«Вот к чему была лекция про сверхновую, про Крабовидную», – подумал Савостин. Там – тысячу лет назад, а сейчас от Бетельгейзе ждут такого же взрыва.

– Кроме того, – продолжал докладчик, – наряду с пластиной был обнаружен объект предположительно растительного происхождения, скорее всего – зерно. Сейчас оно передано в Ботанический институт имени Комарова на предмет установления видовой принадлежности, а также определения всхожести…

Савостин глянул в окно. Снег прекратился. Вызвездило. Орион висел над крышами, и Бетельгейзе бархатно переливалась красно-оранжевым.

К стопам

Эмир мухафазы Эр-Растойя прикоснулся губами к содержимому тончайшей белой фарфоровой чашечки. Настоящий хид-жазский кофе. Его пьют не больше глотка за раз, иначе непривычному смерть, да и привычному ничего хорошего – сердце, как породистый скакун, может вынести невыносимое, но его нельзя подхлестывать плетью.
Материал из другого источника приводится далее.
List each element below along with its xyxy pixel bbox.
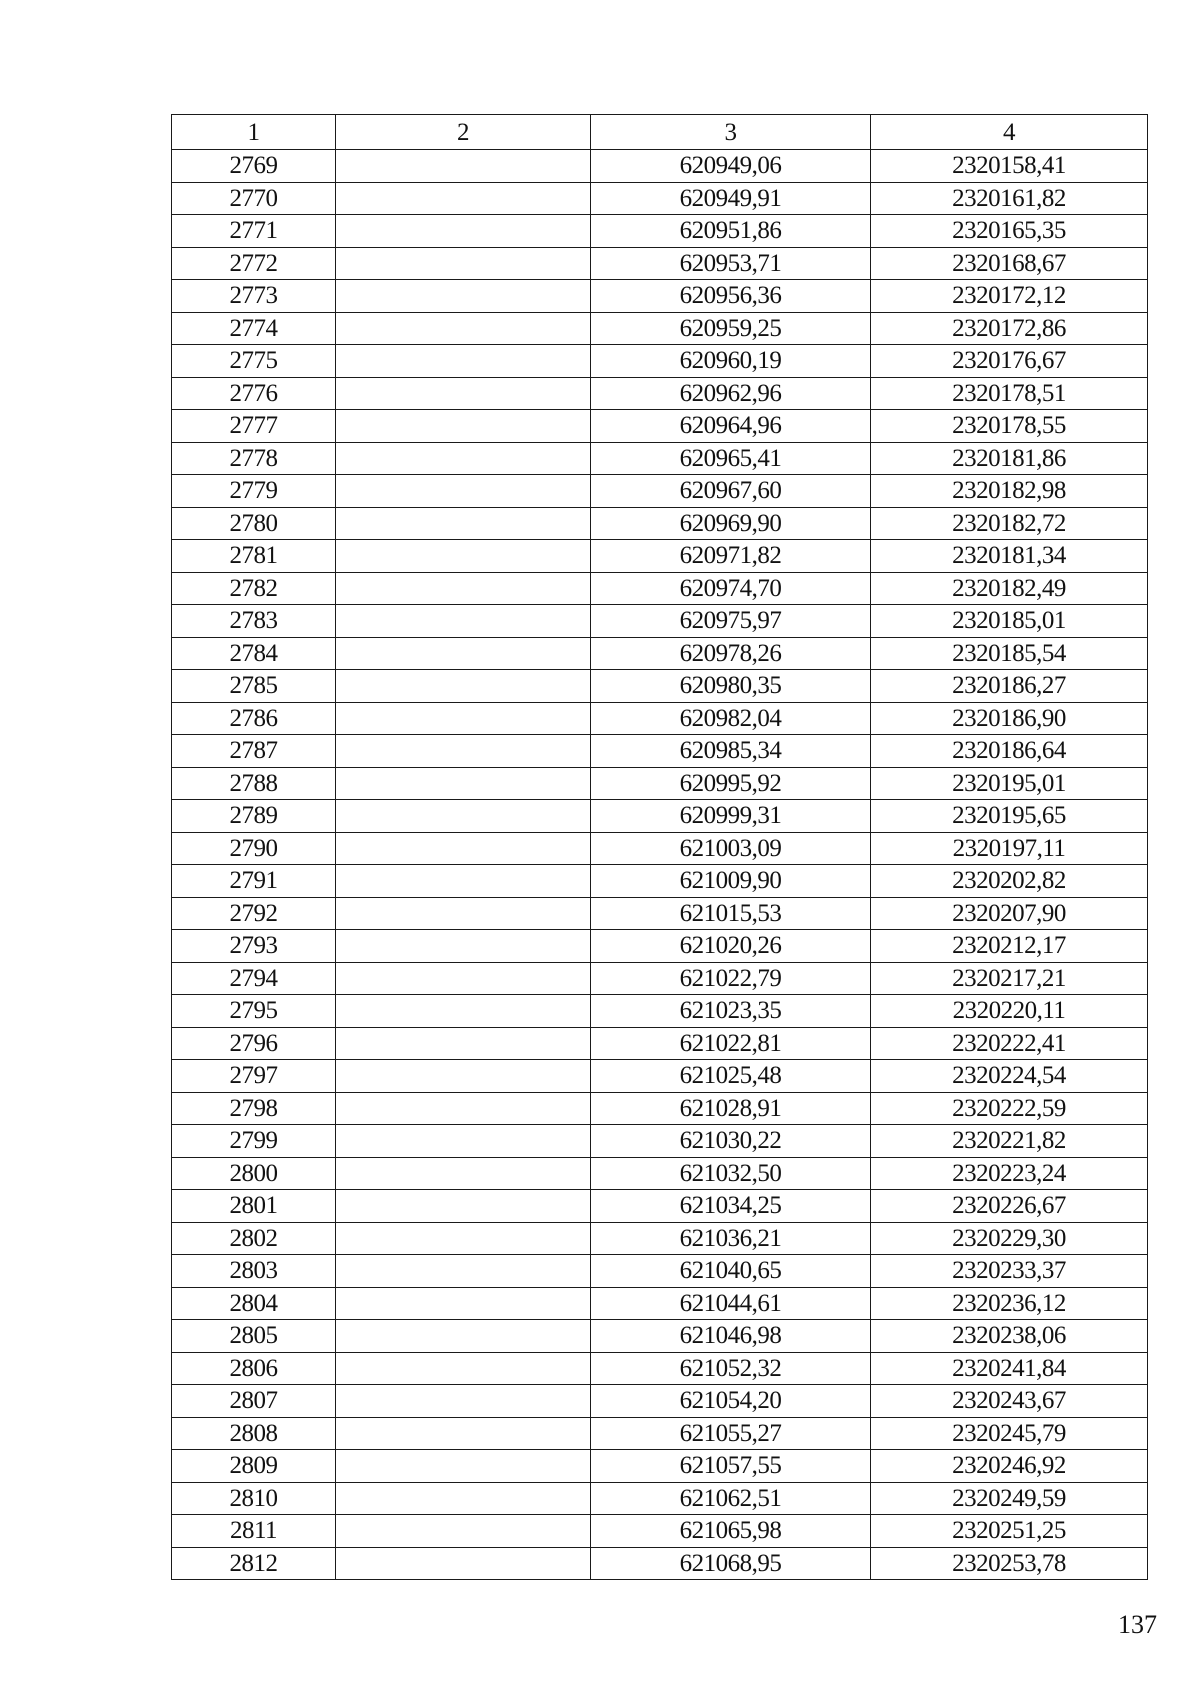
x-coordinate-cell: 621044,61 xyxy=(591,1287,871,1320)
x-coordinate-cell: 621023,35 xyxy=(591,995,871,1028)
empty-cell xyxy=(336,670,591,703)
x-coordinate-cell: 621040,65 xyxy=(591,1255,871,1288)
x-coordinate-cell: 621062,51 xyxy=(591,1482,871,1515)
table-row xyxy=(172,670,1148,703)
table-row xyxy=(172,1320,1148,1353)
table-row xyxy=(172,572,1148,605)
table-row xyxy=(172,410,1148,443)
x-coordinate-cell: 620971,82 xyxy=(591,540,871,573)
empty-cell xyxy=(336,1255,591,1288)
y-coordinate-cell: 2320224,54 xyxy=(871,1060,1148,1093)
x-coordinate-cell: 621034,25 xyxy=(591,1190,871,1223)
empty-cell xyxy=(336,865,591,898)
point-number-cell: 2793 xyxy=(172,930,336,963)
table-row xyxy=(172,475,1148,508)
point-number-cell: 2794 xyxy=(172,962,336,995)
point-number-cell: 2806 xyxy=(172,1352,336,1385)
table-row xyxy=(172,1287,1148,1320)
x-coordinate-cell: 620995,92 xyxy=(591,767,871,800)
y-coordinate-cell: 2320176,67 xyxy=(871,345,1148,378)
point-number-cell: 2786 xyxy=(172,702,336,735)
empty-cell xyxy=(336,767,591,800)
table-row xyxy=(172,962,1148,995)
y-coordinate-cell: 2320223,24 xyxy=(871,1157,1148,1190)
y-coordinate-cell: 2320161,82 xyxy=(871,182,1148,215)
empty-cell xyxy=(336,280,591,313)
point-number-cell: 2791 xyxy=(172,865,336,898)
x-coordinate-cell: 621054,20 xyxy=(591,1385,871,1418)
point-number-cell: 2809 xyxy=(172,1450,336,1483)
table-row xyxy=(172,182,1148,215)
y-coordinate-cell: 2320195,65 xyxy=(871,800,1148,833)
point-number-cell: 2775 xyxy=(172,345,336,378)
table-row xyxy=(172,1547,1148,1580)
point-number-cell: 2776 xyxy=(172,377,336,410)
table-row xyxy=(172,1157,1148,1190)
table-row xyxy=(172,1190,1148,1223)
y-coordinate-cell: 2320197,11 xyxy=(871,832,1148,865)
y-coordinate-cell: 2320165,35 xyxy=(871,215,1148,248)
table-row xyxy=(172,767,1148,800)
y-coordinate-cell: 2320186,90 xyxy=(871,702,1148,735)
y-coordinate-cell: 2320253,78 xyxy=(871,1547,1148,1580)
y-coordinate-cell: 2320222,59 xyxy=(871,1092,1148,1125)
empty-cell xyxy=(336,1092,591,1125)
y-coordinate-cell: 2320172,86 xyxy=(871,312,1148,345)
table-row xyxy=(172,1222,1148,1255)
point-number-cell: 2798 xyxy=(172,1092,336,1125)
empty-cell xyxy=(336,1482,591,1515)
table-row xyxy=(172,1125,1148,1158)
empty-cell xyxy=(336,1157,591,1190)
table-row xyxy=(172,1515,1148,1548)
x-coordinate-cell: 620949,91 xyxy=(591,182,871,215)
table-row xyxy=(172,1060,1148,1093)
empty-cell xyxy=(336,962,591,995)
empty-cell xyxy=(336,410,591,443)
x-coordinate-cell: 620982,04 xyxy=(591,702,871,735)
y-coordinate-cell: 2320245,79 xyxy=(871,1417,1148,1450)
x-coordinate-cell: 620975,97 xyxy=(591,605,871,638)
empty-cell xyxy=(336,1027,591,1060)
point-number-cell: 2796 xyxy=(172,1027,336,1060)
table-row xyxy=(172,1417,1148,1450)
point-number-cell: 2802 xyxy=(172,1222,336,1255)
table-row xyxy=(172,280,1148,313)
point-number-cell: 2782 xyxy=(172,572,336,605)
header-row xyxy=(172,115,1148,150)
table-row xyxy=(172,897,1148,930)
empty-cell xyxy=(336,800,591,833)
x-coordinate-cell: 621052,32 xyxy=(591,1352,871,1385)
table-body xyxy=(172,150,1148,1580)
empty-cell xyxy=(336,377,591,410)
y-coordinate-cell: 2320236,12 xyxy=(871,1287,1148,1320)
y-coordinate-cell: 2320241,84 xyxy=(871,1352,1148,1385)
empty-cell xyxy=(336,1515,591,1548)
y-coordinate-cell: 2320172,12 xyxy=(871,280,1148,313)
page-number: 137 xyxy=(1118,1610,1157,1639)
empty-cell xyxy=(336,1287,591,1320)
x-coordinate-cell: 620959,25 xyxy=(591,312,871,345)
point-number-cell: 2795 xyxy=(172,995,336,1028)
empty-cell xyxy=(336,1352,591,1385)
empty-cell xyxy=(336,1060,591,1093)
x-coordinate-cell: 620951,86 xyxy=(591,215,871,248)
column-header-4: 4 xyxy=(871,115,1148,150)
point-number-cell: 2808 xyxy=(172,1417,336,1450)
point-number-cell: 2784 xyxy=(172,637,336,670)
y-coordinate-cell: 2320185,54 xyxy=(871,637,1148,670)
empty-cell xyxy=(336,995,591,1028)
x-coordinate-cell: 621057,55 xyxy=(591,1450,871,1483)
x-coordinate-cell: 621025,48 xyxy=(591,1060,871,1093)
table-row xyxy=(172,1482,1148,1515)
point-number-cell: 2805 xyxy=(172,1320,336,1353)
y-coordinate-cell: 2320195,01 xyxy=(871,767,1148,800)
table-row xyxy=(172,150,1148,183)
y-coordinate-cell: 2320178,55 xyxy=(871,410,1148,443)
table-row xyxy=(172,507,1148,540)
column-header-1: 1 xyxy=(172,115,336,150)
y-coordinate-cell: 2320181,34 xyxy=(871,540,1148,573)
y-coordinate-cell: 2320221,82 xyxy=(871,1125,1148,1158)
x-coordinate-cell: 621020,26 xyxy=(591,930,871,963)
x-coordinate-cell: 621003,09 xyxy=(591,832,871,865)
x-coordinate-cell: 620967,60 xyxy=(591,475,871,508)
coordinates-table xyxy=(171,114,1148,1580)
y-coordinate-cell: 2320185,01 xyxy=(871,605,1148,638)
x-coordinate-cell: 620953,71 xyxy=(591,247,871,280)
table-row xyxy=(172,605,1148,638)
x-coordinate-cell: 620949,06 xyxy=(591,150,871,183)
table-row xyxy=(172,215,1148,248)
y-coordinate-cell: 2320207,90 xyxy=(871,897,1148,930)
y-coordinate-cell: 2320249,59 xyxy=(871,1482,1148,1515)
x-coordinate-cell: 621030,22 xyxy=(591,1125,871,1158)
x-coordinate-cell: 621036,21 xyxy=(591,1222,871,1255)
point-number-cell: 2771 xyxy=(172,215,336,248)
y-coordinate-cell: 2320178,51 xyxy=(871,377,1148,410)
table-row xyxy=(172,1352,1148,1385)
point-number-cell: 2788 xyxy=(172,767,336,800)
y-coordinate-cell: 2320238,06 xyxy=(871,1320,1148,1353)
empty-cell xyxy=(336,475,591,508)
table-row xyxy=(172,930,1148,963)
y-coordinate-cell: 2320246,92 xyxy=(871,1450,1148,1483)
point-number-cell: 2797 xyxy=(172,1060,336,1093)
empty-cell xyxy=(336,1385,591,1418)
x-coordinate-cell: 621028,91 xyxy=(591,1092,871,1125)
empty-cell xyxy=(336,897,591,930)
point-number-cell: 2812 xyxy=(172,1547,336,1580)
table-row xyxy=(172,702,1148,735)
empty-cell xyxy=(336,702,591,735)
empty-cell xyxy=(336,637,591,670)
point-number-cell: 2773 xyxy=(172,280,336,313)
point-number-cell: 2790 xyxy=(172,832,336,865)
empty-cell xyxy=(336,1320,591,1353)
point-number-cell: 2787 xyxy=(172,735,336,768)
x-coordinate-cell: 621032,50 xyxy=(591,1157,871,1190)
x-coordinate-cell: 621065,98 xyxy=(591,1515,871,1548)
y-coordinate-cell: 2320220,11 xyxy=(871,995,1148,1028)
x-coordinate-cell: 620999,31 xyxy=(591,800,871,833)
y-coordinate-cell: 2320243,67 xyxy=(871,1385,1148,1418)
y-coordinate-cell: 2320226,67 xyxy=(871,1190,1148,1223)
empty-cell xyxy=(336,1125,591,1158)
empty-cell xyxy=(336,605,591,638)
table-row xyxy=(172,865,1148,898)
y-coordinate-cell: 2320186,64 xyxy=(871,735,1148,768)
table-row xyxy=(172,1255,1148,1288)
point-number-cell: 2799 xyxy=(172,1125,336,1158)
table-row xyxy=(172,735,1148,768)
point-number-cell: 2810 xyxy=(172,1482,336,1515)
point-number-cell: 2789 xyxy=(172,800,336,833)
x-coordinate-cell: 620978,26 xyxy=(591,637,871,670)
table-row xyxy=(172,442,1148,475)
empty-cell xyxy=(336,832,591,865)
point-number-cell: 2770 xyxy=(172,182,336,215)
table-row xyxy=(172,540,1148,573)
y-coordinate-cell: 2320212,17 xyxy=(871,930,1148,963)
point-number-cell: 2778 xyxy=(172,442,336,475)
column-header-2: 2 xyxy=(336,115,591,150)
y-coordinate-cell: 2320182,72 xyxy=(871,507,1148,540)
table-row xyxy=(172,1385,1148,1418)
y-coordinate-cell: 2320182,49 xyxy=(871,572,1148,605)
y-coordinate-cell: 2320229,30 xyxy=(871,1222,1148,1255)
y-coordinate-cell: 2320182,98 xyxy=(871,475,1148,508)
empty-cell xyxy=(336,215,591,248)
table-row xyxy=(172,1027,1148,1060)
empty-cell xyxy=(336,150,591,183)
x-coordinate-cell: 620969,90 xyxy=(591,507,871,540)
y-coordinate-cell: 2320233,37 xyxy=(871,1255,1148,1288)
y-coordinate-cell: 2320181,86 xyxy=(871,442,1148,475)
x-coordinate-cell: 621015,53 xyxy=(591,897,871,930)
table-row xyxy=(172,832,1148,865)
x-coordinate-cell: 621022,81 xyxy=(591,1027,871,1060)
empty-cell xyxy=(336,1450,591,1483)
x-coordinate-cell: 621046,98 xyxy=(591,1320,871,1353)
point-number-cell: 2777 xyxy=(172,410,336,443)
x-coordinate-cell: 620974,70 xyxy=(591,572,871,605)
point-number-cell: 2792 xyxy=(172,897,336,930)
point-number-cell: 2811 xyxy=(172,1515,336,1548)
x-coordinate-cell: 621022,79 xyxy=(591,962,871,995)
empty-cell xyxy=(336,735,591,768)
x-coordinate-cell: 620960,19 xyxy=(591,345,871,378)
point-number-cell: 2804 xyxy=(172,1287,336,1320)
empty-cell xyxy=(336,507,591,540)
y-coordinate-cell: 2320217,21 xyxy=(871,962,1148,995)
table-row xyxy=(172,312,1148,345)
empty-cell xyxy=(336,1190,591,1223)
point-number-cell: 2769 xyxy=(172,150,336,183)
point-number-cell: 2772 xyxy=(172,247,336,280)
empty-cell xyxy=(336,930,591,963)
empty-cell xyxy=(336,1417,591,1450)
column-header-3: 3 xyxy=(591,115,871,150)
y-coordinate-cell: 2320251,25 xyxy=(871,1515,1148,1548)
point-number-cell: 2780 xyxy=(172,507,336,540)
y-coordinate-cell: 2320202,82 xyxy=(871,865,1148,898)
x-coordinate-cell: 621055,27 xyxy=(591,1417,871,1450)
x-coordinate-cell: 620980,35 xyxy=(591,670,871,703)
x-coordinate-cell: 620956,36 xyxy=(591,280,871,313)
table-row xyxy=(172,800,1148,833)
empty-cell xyxy=(336,182,591,215)
point-number-cell: 2801 xyxy=(172,1190,336,1223)
point-number-cell: 2774 xyxy=(172,312,336,345)
x-coordinate-cell: 621068,95 xyxy=(591,1547,871,1580)
point-number-cell: 2779 xyxy=(172,475,336,508)
y-coordinate-cell: 2320222,41 xyxy=(871,1027,1148,1060)
empty-cell xyxy=(336,1547,591,1580)
empty-cell xyxy=(336,540,591,573)
x-coordinate-cell: 620985,34 xyxy=(591,735,871,768)
point-number-cell: 2785 xyxy=(172,670,336,703)
y-coordinate-cell: 2320168,67 xyxy=(871,247,1148,280)
table-row xyxy=(172,247,1148,280)
table-row xyxy=(172,345,1148,378)
empty-cell xyxy=(336,1222,591,1255)
x-coordinate-cell: 620962,96 xyxy=(591,377,871,410)
x-coordinate-cell: 620965,41 xyxy=(591,442,871,475)
y-coordinate-cell: 2320186,27 xyxy=(871,670,1148,703)
x-coordinate-cell: 620964,96 xyxy=(591,410,871,443)
empty-cell xyxy=(336,572,591,605)
empty-cell xyxy=(336,247,591,280)
empty-cell xyxy=(336,345,591,378)
empty-cell xyxy=(336,442,591,475)
point-number-cell: 2783 xyxy=(172,605,336,638)
empty-cell xyxy=(336,312,591,345)
point-number-cell: 2807 xyxy=(172,1385,336,1418)
x-coordinate-cell: 621009,90 xyxy=(591,865,871,898)
table-header xyxy=(172,115,1148,150)
point-number-cell: 2800 xyxy=(172,1157,336,1190)
point-number-cell: 2803 xyxy=(172,1255,336,1288)
point-number-cell: 2781 xyxy=(172,540,336,573)
table-row xyxy=(172,1092,1148,1125)
table-row xyxy=(172,1450,1148,1483)
table-row xyxy=(172,377,1148,410)
y-coordinate-cell: 2320158,41 xyxy=(871,150,1148,183)
table-row xyxy=(172,995,1148,1028)
table-row xyxy=(172,637,1148,670)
Окна были почти темны – стекло-хамелеон приняло самую бурую свою окраску. Зу-ль-хиджа, солнце высоко, почти как на родине. Даже в самум стекло не делается темнее. Впрочем, в Эр-Растойя хоть и бывает жарко, но не бывает самумов. Нигде в мухафазе. В городе течет Вади-аль-Дон. Чтобы пересечь ее, нужна моторная абра. Море воды усмиряет море песка.

Однако эмир соблюдал мудрость предков. И в полуденный час, час бурых окон, не выходил и не выезжал из касбы. Предавался кейфу в комнатах, закрытых даже для прислуги, кроме одного, самого доверенного слуги.

Вот и сейчас он лежал на ковре, покрывавшем всю комнату, на ложе из дюжины подушек, брошенных прямо на ковер. А перед ним на подносе дымилась курильница, стояла джезва с кофе, горкой лежал засахаренный миндаль и возвышался прозрачный кувшин с холодной водой – на родине так и не научились делать таких кувшинов, поющих при касании чашкой или крышкой. Только на севере, в центре минтаки, в Эль-Гус-аль-Харусталь, где он сам не бывал – не любил холода.

А теперь, видимо, придется поехать.

Мысли, далекие от кейфа, опять засновали в голове, как клювы нефтяных качалок в песках родины. Он позвал:

– Мустафа!

Бесшумно возник на пороге тот самый, единственный, доверенный, кого он сюда пускал.

– Диктовать буду!

Вынырнул за порог, нырнул обратно. В руках – нур-и-калям. Сел в углу.

Эмир поворочался в подушках, отыскивая такое положение, чтобы и Мустафу хорошо видеть, и лежать удобно. Точнее, полулежать. Еще раз лизнул кофе. Запил водой, кинул в рот миндальный орешек.

– Светоч Аллаха, драгоценнейший алмаз среди украшающих корону его величества владыки нашего, закаленного и отточенного меча в руке Аллаха, да продлит Аллах его дни, досточтимый и светлейший эмир минтаки Эль-Маскайя, семь и семь раз припадаю к стопам вашим – на живот и на спину – я, недостойный управитель мухафазы Эр-Растойя, беднейшей из вверенных вашей твердой и праведной длани…

Диктовалось легко – ничего, кроме обязательных формул, эта часть письма не содержала. Выбрать именно эпитет «беднейшей» – тоже не нужно быть гением дипломатии, ведь речь пойдет о предложении, позволяющем сэкономить средства, отпускаемые из казны. Праведная длань – и это намек прозрачнейший, надежда на снисходительное прочтение.

– Сведения, представленные мне верными моими людьми, о рождающихся на землях вверенной мне мухафазы рабах Аллаха и владыки нашего…

Грамотный слуга – это сокровище. Здесь почти никто не знает арабской грамоты, хотя и свою давно бросили. Как нур-и-калям, стило для светописания, бегает по аль-кайде, основе для письма! Ни одной буквы не пропускает. Голубые глаза пристально смотрят на него, эмира. На господина. Только ему разрешается – прочие обязаны, приближаясь, потупить взор.